(537d) An All-in-One Approach for Training Deep Learning-Based Control Laws | AIChE

(537d) An All-in-One Approach for Training Deep Learning-Based Control Laws


Cao, Y. - Presenter, The University of British Columbia

Model predictive control (MPC) provides a general framework for controlling nonlinear systems. However, the high online computational latency limits the scope of its application for systems with fast dynamics. One way to enable the real-time application of MPC is to approximate the implicit MPC control law with a neural network [1,2,3]. The hypothesis of this approach is that a deep learning neural network can sufficiently approximate the nonlinear behavior of MPC, but at a negligible online computational cost that is significantly better than that of a full-fledged MPC. For linear systems with quadratic cost function, a neural network with rectified linear units as activation functions can exactly represent piecewise affine optimal control laws [4].

An essential aspect of the above-mentioned approaches is the training of large dimensional neural networks. Many researchers follow the "optimize then train" protocol. The idea in these algorithms is to simulate the optimal controller, generate corresponding state and optimal control action data pairs and then use these data to train a neural network via supervised learning to approximate the original optimal controller. Unfortunately, this conventional "optimize then train" protocol is not guaranteed to work on nonlinear systems. For nonlinear systems, it is possible that multiple optimal control actions exit for the same initial state. In this case, the MPC control law is a set-valued function. The non-uniqueness of the state-action data pairs makes it impossible to learn the underlying MPC control law through this two-step approach, as illustrated in Figure 1. Even if the uniqueness of optimal control actions is guaranteed, the optimal control problem might have multiple local optimal control actions, which are typically identified using local solvers. Moreover, for general nonlinear systems, no neural network structure with finite neurons can guarantee an exact representation of the MPC control laws. The training error of the neural network can lead to sub-optimal control actions and state constraint violations. The resulting errors could potentially accumulate over time and eventually making the neural network deviate significantly from the optimal control.

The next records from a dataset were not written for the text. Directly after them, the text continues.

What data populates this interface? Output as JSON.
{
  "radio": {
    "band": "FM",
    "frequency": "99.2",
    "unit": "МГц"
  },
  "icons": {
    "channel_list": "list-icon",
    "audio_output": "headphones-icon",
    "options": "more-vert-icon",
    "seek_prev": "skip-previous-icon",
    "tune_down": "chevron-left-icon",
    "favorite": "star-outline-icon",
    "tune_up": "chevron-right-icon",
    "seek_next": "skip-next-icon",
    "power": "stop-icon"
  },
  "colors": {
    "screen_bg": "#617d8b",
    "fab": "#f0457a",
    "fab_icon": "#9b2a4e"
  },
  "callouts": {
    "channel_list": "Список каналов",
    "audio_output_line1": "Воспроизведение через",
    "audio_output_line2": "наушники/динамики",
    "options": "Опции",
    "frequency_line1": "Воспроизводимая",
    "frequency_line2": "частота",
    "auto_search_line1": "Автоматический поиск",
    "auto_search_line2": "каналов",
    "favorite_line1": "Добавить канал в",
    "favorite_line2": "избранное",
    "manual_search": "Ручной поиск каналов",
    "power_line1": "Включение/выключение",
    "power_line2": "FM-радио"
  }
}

We propose a new "optimize and train" method that combines the steps of data generation and neural network training into one single large-scale stochastic optimization problem. This approach directly optimizes the closed loop performance of the DNN controller over a number of possible initial states. Directly optimizing the control law instead of control actions avoids the difficulty caused by the nonuniqueness of optimal control actions, as shown in Figure 2. Moreover, all constraints are guaranteed to be satisfied for all initial state scenarios considered in the optimization, while this guarantee does not hold for the conventional "optimize then train" method. We also propose methods to ensure constraints satisfaction for all possible initial states. The critical challenge is the solution a large-scale nonlinear stochastic optimization problem. However, tremendous progress has been made recently in the field of stochastic optimization that allows us to design and implement efficient local and global algorithms [5,6]. Besides directly using stochastic optimization solvers, we also proposed a recurrent neural network formulation for nonlinear systems with input constraints and soft state constraints. This approach can take advantage of existing packages (e.g., TensorFlow) in the machine learning community and can potentially tackle extreme-scale problems efficiently with GPUs. The benefits of our all-in-one approach over the conventional ``optimize then train" protocol is illustrated through numerical results.


[1] Parisini, T., & Zoppoli, R. (1995). A receding-horizon regulator for nonlinear systems and a neural approximation. Automatica, 31(10), 1443-1451.

[2] Csekő, L. H., Kvasnica, M., & Lantos, B. (2015). Explicit MPC-based RBF neural network controller design with discrete-time actual Kalman filter for semiactive suspension. IEEE Transactions on Control Systems Technology, 23(5), 1736-1753.

[3] Chen, Y., Shi, Y., & Zhang, B. (2018). Optimal control via neural networks: A convex approach. arXiv preprint arXiv:1805.11835.

[4]Karg, B., & Lucia, S. (2018). Efficient representation and approximation of model predictive control laws via deep learning. arXiv preprint arXiv:1806.10644.

[5] Cao, Y., Zavala, V. M., & D’Amato, F. (2018). Using stochastic programming and statistical extrapolation to mitigate long-term extreme loads in wind turbines. Applied energy, 230, 1230-1241.

[6] Cao, Y., & Zavala, V. M. (2019). A scalable global optimization algorithm for stochastic nonlinear programs. Journal of Global Optimization, 75(2), 393-416.